7. Encourage diverse views
Too often, cybersecurity staff and management view risk from a single viewpoint, sometimes based on personal experience or company history. But cybercriminals seldom share this same viewpoint; malicious actors are more likely to think "outside the box" and identify vulnerabilities in your system that you haven't seen before or even considered. For this reason, it's useful to encourage team members to think of and argue different points of view — either through penetration testing or phishing simulations. These tests will give employees the opportunity to see what a hacker sees, giving them the insight necessary to help identify more risks and more possible solutions.
8. Emphasize speed
When a security breach or cyberattack occurs, an immediate response is required. The longer it takes to address the threat, the more damage may be done. Studies show that 56% of IT managers take more than 60 minutes to get information about an ongoing cyberattack. But a lot of damage can be done in an hour.
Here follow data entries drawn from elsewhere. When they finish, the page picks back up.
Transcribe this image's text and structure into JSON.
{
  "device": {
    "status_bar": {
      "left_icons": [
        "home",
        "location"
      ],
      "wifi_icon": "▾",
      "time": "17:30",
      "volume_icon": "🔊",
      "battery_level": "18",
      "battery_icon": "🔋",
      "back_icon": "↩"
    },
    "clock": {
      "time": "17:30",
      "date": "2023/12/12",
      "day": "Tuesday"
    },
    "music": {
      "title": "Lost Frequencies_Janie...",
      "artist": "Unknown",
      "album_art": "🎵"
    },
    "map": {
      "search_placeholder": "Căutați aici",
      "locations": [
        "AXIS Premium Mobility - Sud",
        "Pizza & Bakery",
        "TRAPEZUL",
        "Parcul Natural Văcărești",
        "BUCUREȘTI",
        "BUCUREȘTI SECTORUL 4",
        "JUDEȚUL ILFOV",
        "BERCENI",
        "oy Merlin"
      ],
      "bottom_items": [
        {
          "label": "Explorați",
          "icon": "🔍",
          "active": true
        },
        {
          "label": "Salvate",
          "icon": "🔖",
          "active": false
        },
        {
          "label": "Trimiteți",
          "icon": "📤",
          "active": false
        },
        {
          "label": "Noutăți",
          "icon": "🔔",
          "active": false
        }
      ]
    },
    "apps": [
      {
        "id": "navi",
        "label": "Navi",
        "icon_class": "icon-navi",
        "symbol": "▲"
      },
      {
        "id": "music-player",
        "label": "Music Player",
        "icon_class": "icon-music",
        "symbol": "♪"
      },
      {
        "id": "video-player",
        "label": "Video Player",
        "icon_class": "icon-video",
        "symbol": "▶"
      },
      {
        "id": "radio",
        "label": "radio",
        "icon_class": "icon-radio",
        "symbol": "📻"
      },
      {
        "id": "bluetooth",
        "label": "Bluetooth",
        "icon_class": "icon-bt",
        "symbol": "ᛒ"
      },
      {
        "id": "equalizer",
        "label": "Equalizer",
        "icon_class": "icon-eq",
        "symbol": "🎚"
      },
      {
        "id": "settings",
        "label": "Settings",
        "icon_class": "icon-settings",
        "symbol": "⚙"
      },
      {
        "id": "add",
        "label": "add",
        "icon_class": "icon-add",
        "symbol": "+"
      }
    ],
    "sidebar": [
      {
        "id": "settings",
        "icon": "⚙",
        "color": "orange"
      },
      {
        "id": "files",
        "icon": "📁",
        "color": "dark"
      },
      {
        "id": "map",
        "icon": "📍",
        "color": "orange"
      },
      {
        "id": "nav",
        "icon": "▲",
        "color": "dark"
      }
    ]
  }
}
Speedy reactions must be a part of your security-forward culture: recognize potential risks early, identify attacks and breaches immediately, and respond to security incidents rapidly. When it comes to risk containment, speed is of the essence.
9. Develop a risk assessment process
Risk assessment is an important part of any cybersecurity risk management plan. You need to:
Identify all your company's digital assets, including all stored data and intellectual property.
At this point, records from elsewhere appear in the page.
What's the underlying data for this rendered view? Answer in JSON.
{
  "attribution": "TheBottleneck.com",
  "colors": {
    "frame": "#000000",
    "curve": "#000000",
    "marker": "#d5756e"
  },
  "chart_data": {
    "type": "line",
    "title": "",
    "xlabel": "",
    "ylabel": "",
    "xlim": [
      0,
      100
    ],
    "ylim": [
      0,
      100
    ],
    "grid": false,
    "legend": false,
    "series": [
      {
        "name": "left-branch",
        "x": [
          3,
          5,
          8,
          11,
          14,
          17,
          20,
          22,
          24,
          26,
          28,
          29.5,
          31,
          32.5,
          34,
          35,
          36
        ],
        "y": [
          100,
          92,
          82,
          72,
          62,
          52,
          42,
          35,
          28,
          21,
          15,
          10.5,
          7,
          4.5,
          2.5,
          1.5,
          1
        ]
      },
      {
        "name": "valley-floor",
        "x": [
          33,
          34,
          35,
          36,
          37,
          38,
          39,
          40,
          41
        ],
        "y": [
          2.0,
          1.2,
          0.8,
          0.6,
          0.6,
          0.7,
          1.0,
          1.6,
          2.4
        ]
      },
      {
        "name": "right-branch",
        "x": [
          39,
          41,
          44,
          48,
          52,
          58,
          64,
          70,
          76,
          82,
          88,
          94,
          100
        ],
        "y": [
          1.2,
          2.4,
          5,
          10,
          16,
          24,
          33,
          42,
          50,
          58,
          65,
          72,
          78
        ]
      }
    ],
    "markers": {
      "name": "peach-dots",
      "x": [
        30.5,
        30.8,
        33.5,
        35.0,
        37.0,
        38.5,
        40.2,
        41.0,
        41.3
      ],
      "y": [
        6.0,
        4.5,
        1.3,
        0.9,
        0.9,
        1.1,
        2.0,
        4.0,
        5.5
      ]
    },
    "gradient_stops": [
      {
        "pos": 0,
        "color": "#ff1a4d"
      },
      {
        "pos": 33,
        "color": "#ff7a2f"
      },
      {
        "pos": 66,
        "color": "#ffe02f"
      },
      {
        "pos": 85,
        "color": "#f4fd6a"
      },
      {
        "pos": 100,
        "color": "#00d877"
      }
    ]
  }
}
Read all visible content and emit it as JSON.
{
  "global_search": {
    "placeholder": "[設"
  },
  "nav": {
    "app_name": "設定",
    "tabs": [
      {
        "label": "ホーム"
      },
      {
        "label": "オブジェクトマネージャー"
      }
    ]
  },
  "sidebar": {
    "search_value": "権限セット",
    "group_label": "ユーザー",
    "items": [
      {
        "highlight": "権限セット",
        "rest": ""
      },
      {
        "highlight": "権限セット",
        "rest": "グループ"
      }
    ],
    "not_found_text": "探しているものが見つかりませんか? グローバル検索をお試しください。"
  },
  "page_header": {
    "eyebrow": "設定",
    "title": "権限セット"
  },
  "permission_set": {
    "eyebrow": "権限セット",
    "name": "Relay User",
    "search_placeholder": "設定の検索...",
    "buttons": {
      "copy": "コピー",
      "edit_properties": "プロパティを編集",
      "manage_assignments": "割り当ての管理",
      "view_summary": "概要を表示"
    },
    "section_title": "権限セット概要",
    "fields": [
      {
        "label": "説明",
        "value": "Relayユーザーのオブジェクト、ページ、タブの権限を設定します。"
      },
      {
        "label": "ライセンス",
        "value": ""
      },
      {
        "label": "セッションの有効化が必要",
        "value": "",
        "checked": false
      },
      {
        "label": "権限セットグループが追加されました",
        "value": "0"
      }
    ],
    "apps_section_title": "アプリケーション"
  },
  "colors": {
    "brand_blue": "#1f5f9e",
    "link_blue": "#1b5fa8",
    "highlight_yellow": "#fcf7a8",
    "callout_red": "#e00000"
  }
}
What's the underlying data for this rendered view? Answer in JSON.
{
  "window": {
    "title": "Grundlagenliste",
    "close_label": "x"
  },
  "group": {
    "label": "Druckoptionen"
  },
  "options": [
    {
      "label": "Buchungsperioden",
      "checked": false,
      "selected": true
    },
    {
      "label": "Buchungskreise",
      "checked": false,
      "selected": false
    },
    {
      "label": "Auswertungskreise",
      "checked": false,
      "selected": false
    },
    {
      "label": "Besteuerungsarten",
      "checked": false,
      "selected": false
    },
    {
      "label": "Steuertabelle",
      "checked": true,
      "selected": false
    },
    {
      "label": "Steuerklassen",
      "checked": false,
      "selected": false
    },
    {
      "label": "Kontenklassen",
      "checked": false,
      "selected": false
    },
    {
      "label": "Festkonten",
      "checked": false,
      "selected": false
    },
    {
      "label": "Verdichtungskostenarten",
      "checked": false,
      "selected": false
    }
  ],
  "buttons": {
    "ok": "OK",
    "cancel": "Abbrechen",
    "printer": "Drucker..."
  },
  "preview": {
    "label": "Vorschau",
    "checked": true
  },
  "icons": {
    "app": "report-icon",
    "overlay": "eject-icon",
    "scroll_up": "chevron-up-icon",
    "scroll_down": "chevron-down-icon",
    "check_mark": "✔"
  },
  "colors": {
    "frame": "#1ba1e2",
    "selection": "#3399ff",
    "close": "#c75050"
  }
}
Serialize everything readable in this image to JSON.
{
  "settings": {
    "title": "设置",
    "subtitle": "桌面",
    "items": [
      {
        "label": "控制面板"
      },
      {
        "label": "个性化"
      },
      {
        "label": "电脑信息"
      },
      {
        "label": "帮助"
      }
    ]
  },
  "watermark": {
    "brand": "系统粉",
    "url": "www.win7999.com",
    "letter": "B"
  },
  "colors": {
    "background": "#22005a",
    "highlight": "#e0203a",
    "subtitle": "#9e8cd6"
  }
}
Identify all potential cyber threats, both external (hacking, attacks, ransomware, etc.) and internal (accidental file deletion, data theft, malicious current or former employees, etc.).
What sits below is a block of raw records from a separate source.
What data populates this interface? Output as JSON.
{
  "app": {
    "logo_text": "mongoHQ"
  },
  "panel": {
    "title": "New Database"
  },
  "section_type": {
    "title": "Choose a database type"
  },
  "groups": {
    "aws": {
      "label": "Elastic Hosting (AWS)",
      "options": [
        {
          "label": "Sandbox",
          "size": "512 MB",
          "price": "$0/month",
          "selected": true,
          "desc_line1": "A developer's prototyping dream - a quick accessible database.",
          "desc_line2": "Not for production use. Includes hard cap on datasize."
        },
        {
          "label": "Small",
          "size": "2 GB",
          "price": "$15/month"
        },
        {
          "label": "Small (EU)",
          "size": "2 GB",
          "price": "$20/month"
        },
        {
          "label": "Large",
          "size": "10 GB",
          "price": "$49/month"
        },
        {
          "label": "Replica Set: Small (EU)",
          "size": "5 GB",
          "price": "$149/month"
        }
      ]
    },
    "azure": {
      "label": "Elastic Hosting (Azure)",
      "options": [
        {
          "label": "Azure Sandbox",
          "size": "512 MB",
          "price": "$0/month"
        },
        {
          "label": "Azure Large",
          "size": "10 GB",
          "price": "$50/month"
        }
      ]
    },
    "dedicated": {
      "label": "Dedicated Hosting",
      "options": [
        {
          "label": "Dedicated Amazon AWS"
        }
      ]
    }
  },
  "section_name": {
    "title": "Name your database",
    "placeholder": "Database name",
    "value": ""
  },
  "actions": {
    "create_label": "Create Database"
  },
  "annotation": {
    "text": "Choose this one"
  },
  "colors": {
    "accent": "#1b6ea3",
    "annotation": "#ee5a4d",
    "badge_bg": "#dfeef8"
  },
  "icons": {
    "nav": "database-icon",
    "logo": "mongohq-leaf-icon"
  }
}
Identify the impact (financial and otherwise) if any of your assets were to be stolen or damaged.
Rank the likelihood of each potential risk occurring.
10. Incident response plan
Develop an incident response plan, focusing on the priority of risks you've previously identified. You need to know what needs to be done when a threat is detected—and who needs to do it. This plan should be codified so that even if an incident occurs after you've personally left the company, the team currently in place will have a roadmap for how to respond.
11. Be attentive to your threat environment
Cybercriminals continue to leverage information gathered from public sources, such as LinkedIn or Facebook, to launch sophisticated whaling attacks. A whaling attack is a type of corporate phishing attack that targets high-level executives (CEO or CFO), to steal sensitive information from a company. In some instances, hackers may pose as the CEO or other executives to manipulate their targets into authorizing access to financial information or employees’ personal information. For that reason, organizations should consider investing in cybersecurity training for their high-level executives.
12. Identify value-driven workflows
It’s important to have an understanding of the workflows that present significant impact because they could also pose significant risks. For instance, payment processes generate value, but they can also present serious business risks if they become vulnerable to fraud or a data breach. Identify which workflows in your organization are valuable and from there, identify who is in charge of its data assets, tools, and teams.